Pls google of last year. You could see the comment of egyptian cleric saying that people use ramadan for taking rest and emphasised on importance of work.

i agree with haq that work is worship and it cannot worship cannot be at the cost of work. Might be this is possible in gcc till they enjoy the benefit of oil.

Riaz Haq said...

After ‘#thebiggestloser ,’ Their Bodies Fought to Regain Weight as #metabolism Slowed. #weightloss #NBC #reality
http://www.nytimes.com/2016/05/02/health/biggest-loser-weight-loss.html?_r=0

Danny Cahill stood, slightly dazed, in a blizzard of confetti as the audience screamed and his family ran on stage.
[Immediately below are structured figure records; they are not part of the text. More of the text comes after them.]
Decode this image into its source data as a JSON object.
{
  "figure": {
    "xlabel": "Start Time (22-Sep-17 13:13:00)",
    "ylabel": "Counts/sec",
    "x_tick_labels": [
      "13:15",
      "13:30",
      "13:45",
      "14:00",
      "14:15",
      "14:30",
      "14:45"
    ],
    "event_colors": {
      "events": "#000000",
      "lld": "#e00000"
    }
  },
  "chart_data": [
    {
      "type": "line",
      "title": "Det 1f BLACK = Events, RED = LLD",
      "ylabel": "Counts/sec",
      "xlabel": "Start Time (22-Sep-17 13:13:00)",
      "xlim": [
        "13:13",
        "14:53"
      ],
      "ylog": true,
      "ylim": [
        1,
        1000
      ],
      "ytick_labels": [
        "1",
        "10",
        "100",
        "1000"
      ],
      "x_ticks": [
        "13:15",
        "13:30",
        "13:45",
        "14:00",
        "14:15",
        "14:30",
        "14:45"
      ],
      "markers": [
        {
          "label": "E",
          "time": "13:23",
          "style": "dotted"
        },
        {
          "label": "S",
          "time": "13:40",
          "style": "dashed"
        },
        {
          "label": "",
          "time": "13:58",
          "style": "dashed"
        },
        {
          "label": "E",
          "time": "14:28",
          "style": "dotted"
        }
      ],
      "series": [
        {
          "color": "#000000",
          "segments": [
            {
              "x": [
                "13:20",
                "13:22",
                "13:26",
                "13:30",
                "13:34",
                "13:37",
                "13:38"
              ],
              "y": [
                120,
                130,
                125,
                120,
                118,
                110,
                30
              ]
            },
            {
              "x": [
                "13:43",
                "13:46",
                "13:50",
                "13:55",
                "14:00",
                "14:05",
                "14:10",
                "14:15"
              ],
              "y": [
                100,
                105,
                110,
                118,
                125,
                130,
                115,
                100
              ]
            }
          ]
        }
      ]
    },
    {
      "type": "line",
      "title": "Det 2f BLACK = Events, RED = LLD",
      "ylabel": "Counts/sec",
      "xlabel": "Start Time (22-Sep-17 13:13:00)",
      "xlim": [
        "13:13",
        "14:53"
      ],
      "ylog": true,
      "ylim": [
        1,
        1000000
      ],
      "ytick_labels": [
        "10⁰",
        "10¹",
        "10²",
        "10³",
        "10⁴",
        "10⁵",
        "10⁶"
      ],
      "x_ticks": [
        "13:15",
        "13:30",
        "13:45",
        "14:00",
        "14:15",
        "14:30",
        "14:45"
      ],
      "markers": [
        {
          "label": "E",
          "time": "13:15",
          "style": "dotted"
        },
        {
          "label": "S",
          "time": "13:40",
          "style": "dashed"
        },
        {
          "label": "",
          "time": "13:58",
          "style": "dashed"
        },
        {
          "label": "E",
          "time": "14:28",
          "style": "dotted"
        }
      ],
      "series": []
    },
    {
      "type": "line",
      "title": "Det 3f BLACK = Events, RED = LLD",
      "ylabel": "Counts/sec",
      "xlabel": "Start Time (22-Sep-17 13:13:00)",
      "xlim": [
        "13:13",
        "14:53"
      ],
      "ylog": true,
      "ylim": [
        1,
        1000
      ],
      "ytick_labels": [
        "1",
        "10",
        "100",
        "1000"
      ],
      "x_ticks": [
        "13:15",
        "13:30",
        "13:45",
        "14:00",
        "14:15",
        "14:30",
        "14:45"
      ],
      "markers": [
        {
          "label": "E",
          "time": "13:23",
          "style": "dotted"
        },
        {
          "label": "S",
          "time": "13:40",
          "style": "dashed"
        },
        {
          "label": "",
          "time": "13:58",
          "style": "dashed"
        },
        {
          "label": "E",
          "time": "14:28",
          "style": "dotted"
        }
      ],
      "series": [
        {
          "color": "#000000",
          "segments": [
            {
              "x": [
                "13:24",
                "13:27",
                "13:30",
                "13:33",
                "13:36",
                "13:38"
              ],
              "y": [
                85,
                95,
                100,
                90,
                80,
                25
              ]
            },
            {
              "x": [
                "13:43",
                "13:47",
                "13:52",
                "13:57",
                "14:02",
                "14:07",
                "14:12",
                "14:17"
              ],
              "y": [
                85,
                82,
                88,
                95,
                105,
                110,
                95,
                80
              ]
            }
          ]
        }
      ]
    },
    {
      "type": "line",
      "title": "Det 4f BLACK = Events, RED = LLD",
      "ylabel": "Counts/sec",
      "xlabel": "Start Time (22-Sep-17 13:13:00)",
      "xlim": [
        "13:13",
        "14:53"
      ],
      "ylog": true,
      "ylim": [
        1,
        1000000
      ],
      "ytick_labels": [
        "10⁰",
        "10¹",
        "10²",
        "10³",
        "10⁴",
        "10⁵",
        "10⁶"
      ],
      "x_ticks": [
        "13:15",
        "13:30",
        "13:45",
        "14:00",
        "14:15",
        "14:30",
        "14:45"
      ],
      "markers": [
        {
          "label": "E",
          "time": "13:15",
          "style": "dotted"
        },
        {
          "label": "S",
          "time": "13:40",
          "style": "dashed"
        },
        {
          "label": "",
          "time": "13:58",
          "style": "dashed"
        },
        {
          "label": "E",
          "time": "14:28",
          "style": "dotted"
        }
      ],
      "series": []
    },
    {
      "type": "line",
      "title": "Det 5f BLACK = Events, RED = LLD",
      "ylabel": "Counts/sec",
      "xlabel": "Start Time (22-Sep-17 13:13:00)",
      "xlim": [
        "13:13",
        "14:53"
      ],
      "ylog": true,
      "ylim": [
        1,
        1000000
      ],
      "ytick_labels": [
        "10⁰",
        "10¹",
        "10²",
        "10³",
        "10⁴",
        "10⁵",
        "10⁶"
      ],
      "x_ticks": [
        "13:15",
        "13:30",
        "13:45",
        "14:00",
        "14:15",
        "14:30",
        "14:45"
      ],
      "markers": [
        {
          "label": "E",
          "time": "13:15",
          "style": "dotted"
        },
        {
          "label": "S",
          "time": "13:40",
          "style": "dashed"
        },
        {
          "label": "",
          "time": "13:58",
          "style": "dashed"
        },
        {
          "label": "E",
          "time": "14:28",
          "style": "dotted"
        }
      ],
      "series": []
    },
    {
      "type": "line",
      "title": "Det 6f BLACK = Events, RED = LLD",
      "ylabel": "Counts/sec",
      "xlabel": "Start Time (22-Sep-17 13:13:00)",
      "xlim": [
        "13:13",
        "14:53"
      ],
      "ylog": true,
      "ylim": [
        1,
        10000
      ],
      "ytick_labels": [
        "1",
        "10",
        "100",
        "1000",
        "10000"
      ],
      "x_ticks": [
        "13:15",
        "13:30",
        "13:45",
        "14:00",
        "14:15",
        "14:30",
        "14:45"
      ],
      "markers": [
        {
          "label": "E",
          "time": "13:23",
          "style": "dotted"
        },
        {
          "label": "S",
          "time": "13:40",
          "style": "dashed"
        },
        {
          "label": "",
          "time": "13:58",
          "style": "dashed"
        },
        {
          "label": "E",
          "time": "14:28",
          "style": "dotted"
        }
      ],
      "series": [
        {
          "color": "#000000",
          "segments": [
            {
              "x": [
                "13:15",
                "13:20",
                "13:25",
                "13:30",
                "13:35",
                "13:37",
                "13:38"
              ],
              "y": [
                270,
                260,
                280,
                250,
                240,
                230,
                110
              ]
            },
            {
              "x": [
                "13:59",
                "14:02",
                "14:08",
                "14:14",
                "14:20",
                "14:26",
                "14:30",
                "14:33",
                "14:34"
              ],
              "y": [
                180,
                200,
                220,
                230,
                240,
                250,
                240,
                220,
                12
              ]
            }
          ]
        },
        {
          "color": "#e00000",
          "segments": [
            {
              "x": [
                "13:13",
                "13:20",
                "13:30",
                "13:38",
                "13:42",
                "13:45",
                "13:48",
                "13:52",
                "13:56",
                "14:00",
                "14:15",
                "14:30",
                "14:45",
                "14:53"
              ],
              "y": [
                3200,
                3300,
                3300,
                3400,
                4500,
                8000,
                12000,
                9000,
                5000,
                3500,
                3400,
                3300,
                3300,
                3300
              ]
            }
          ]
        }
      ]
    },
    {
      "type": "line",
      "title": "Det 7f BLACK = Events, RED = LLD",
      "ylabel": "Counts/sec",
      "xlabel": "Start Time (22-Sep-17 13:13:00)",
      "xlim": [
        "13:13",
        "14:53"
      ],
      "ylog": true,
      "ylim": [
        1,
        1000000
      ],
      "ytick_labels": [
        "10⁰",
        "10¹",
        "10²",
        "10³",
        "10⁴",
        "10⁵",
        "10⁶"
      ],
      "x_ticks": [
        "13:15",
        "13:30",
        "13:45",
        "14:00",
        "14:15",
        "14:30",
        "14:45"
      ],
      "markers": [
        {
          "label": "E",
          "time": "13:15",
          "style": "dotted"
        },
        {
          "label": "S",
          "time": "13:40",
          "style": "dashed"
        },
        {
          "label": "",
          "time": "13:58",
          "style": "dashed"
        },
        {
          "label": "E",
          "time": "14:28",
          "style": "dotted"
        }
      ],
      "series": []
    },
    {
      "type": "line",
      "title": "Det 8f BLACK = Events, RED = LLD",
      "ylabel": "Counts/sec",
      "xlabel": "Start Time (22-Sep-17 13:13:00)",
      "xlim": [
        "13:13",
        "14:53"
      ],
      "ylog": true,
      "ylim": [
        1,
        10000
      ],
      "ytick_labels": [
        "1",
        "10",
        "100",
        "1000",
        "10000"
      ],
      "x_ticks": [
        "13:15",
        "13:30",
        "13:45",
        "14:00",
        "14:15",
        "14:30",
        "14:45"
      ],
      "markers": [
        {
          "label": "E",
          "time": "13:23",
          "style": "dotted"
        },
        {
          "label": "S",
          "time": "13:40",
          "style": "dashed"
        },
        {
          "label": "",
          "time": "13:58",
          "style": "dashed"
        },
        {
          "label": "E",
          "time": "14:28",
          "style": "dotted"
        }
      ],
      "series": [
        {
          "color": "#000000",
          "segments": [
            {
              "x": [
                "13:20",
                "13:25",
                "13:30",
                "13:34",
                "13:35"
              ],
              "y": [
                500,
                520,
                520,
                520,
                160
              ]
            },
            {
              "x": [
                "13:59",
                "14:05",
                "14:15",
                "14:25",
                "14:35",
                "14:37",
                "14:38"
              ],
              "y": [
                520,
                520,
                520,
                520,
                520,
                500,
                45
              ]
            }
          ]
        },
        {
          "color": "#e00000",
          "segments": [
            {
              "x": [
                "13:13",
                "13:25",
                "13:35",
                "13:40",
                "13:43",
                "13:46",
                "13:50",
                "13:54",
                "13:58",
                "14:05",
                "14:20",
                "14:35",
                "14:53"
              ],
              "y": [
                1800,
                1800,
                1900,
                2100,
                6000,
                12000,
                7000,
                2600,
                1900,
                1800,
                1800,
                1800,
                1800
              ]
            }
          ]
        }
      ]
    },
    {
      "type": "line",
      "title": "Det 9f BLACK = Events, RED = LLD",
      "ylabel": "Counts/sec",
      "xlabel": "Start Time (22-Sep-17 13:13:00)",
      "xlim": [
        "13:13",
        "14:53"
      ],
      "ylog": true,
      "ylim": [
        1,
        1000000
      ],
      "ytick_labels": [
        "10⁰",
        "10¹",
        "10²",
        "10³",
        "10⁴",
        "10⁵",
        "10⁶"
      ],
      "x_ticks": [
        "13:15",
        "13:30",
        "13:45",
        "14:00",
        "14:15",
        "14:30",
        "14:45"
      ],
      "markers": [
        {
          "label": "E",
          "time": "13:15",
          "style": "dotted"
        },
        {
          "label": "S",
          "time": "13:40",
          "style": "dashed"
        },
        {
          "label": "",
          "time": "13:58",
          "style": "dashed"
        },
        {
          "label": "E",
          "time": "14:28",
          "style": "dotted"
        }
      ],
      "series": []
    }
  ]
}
He had won Season 8 of NBC’s reality television show “The Biggest Loser,” shedding more weight than anyone ever had on the program — an astonishing 239 pounds in seven months.
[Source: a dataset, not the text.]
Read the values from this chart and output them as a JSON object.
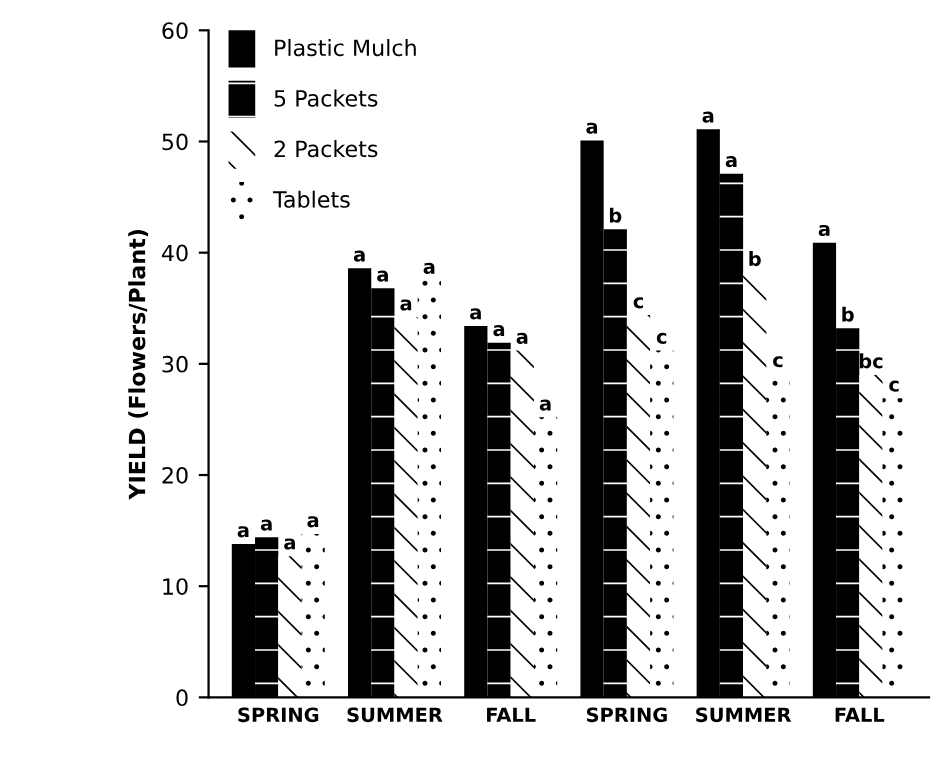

When he got on the scale for all to see that evening, Dec. 8, 2009, he weighed just 191 pounds, down from 430. Dressed in a T-shirt and knee-length shorts, he was lean, athletic and as handsome as a model.

“I’ve got my life back,” he declared. “I mean, I feel like a million bucks.”

Mr. Cahill left the show’s stage in Hollywood and flew directly to New York to start a triumphal tour of the talk shows, chatting with Jay Leno, Regis Philbin and Joy Behar. As he heard from fans all over the world, his elation knew no bounds.

But in the years since, more than 100 pounds have crept back onto his 5-foot-11 frame despite his best efforts. In fact, most of that season’s 16 contestants have regained much if not all the weight they lost so arduously. Some are even heavier now.

The results, the researchers said, were stunning. They showed just how hard the body fights back against weight loss.

“It is frightening and amazing,” said Dr. Hall, an expert on metabolism at the National Institute of Diabetes and Digestive and Kidney Diseases, which is part of the National Institutes of Health. “I am just blown away.”

It has to do with resting metabolism, which determines how many calories a person burns when at rest. When the show began, the contestants, though hugely overweight, had normal metabolisms for their size, meaning they were burning a normal number of calories for people of their weight. When it ended, their metabolisms had slowed radically and their bodies were not burning enough calories to maintain their thinner sizes.

Researchers knew that just about anyone who deliberately loses weight — even if they start at a normal weight or even underweight — will have a slower metabolism when the diet ends. So they were not surprised to see that “The Biggest Loser” contestants had slow metabolisms when the show ended.

What shocked the researchers was what happened next: As the years went by and the numbers on the scale climbed, the contestants’ metabolisms did not recover. They became even slower, and the pounds kept piling on. It was as if their bodies were intensifying their effort to pull the contestants back to their original weight.

Mr. Cahill was one of the worst off. As he regained more than 100 pounds, his metabolism slowed so much that, just to maintain his current weight of 295 pounds, he now has to eat 800 calories a day less than a typical man his size. Anything more turns to fat.

‘A Basic Biological Reality’

The struggles the contestants went through help explain why it has been so hard to make headway against the nation’s obesity problem, which afflicts more than a third of American adults. Despite spending billions of dollars on weight-loss drugs and dieting programs, even the most motivated are working against their own biology.